Unwriter
"She felt herself an exile from the old starry kingdom." -L.M. Montgomery, Emily's Quest
Homesick for something that isn't a place— not a country, not a house, not a street littered with leaves. The writing, the scribbling, the notebooks, the drafts— all with tiny changes that only I could see. The verses, the pages, the perfect percolation of alliteration and rhyme, or slant-rhyme or the rhythm I could hear reading to myself even if no one else could. The thought put into lines to unwind. The words that no one said in italics, the slant and fragile script of the heart. The poem. Every time I reach for a word, I stumble. The time I spent writing, writing, writing for years and years and years— erased. Deleted. Torn out and thrown away. Burned. Blacked out. I sift through files, words falling through my fingers and wonder Whose lines are these? Not mine. Not the woman with the children the woman with the wrinkle between her eyes.
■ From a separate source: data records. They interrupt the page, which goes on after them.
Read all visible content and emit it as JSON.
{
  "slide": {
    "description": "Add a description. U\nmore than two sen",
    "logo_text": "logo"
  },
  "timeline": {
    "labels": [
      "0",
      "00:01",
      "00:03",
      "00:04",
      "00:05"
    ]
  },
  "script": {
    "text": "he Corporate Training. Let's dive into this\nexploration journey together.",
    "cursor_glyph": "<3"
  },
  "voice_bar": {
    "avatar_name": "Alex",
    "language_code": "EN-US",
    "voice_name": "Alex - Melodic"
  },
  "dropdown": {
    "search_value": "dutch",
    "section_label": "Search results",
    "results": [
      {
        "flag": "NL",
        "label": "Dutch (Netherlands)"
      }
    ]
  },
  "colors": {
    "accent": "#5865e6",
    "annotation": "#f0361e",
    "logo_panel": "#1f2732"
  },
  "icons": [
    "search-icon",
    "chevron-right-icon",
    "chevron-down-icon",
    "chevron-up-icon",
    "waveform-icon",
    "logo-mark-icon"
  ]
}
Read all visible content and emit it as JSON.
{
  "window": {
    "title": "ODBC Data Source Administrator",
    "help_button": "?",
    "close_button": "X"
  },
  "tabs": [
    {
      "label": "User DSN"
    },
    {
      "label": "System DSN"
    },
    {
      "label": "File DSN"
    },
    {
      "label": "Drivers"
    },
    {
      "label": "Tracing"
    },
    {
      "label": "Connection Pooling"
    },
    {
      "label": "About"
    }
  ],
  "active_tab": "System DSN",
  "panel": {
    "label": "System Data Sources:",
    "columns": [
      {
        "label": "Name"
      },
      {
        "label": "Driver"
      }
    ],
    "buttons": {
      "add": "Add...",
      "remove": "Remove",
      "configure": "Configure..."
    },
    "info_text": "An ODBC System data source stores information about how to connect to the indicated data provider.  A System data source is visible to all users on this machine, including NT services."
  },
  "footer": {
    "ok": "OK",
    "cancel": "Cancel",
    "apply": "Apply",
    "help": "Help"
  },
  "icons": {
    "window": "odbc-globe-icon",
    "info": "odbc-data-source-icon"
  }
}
Not the woman wearing the stereotypes of motherhood: soft clothing, stained clothing, missing a waist. The old poems dust my clothes, and I brush them off. I have dishes to wash. But I know—I know—I know— this isn't the end of the poem— in spite of the lovely slant swash of brush and off and wash. This isn't the end for me. Home is here, down the hall, up the stairs in unmade beds. Dirty dishes and books. Babies with snarled hair. There are words here to arrange, following more words lines marching one by one like the ants my children love.
I feel this greatly
“Homesick for something that isn’t a place” - mmmm such a good opening. Is that the title? Or the first line? Or both? I’m now lost in wondering what else this could apply to. And thinking about the snarled hair of my own children. Lovely.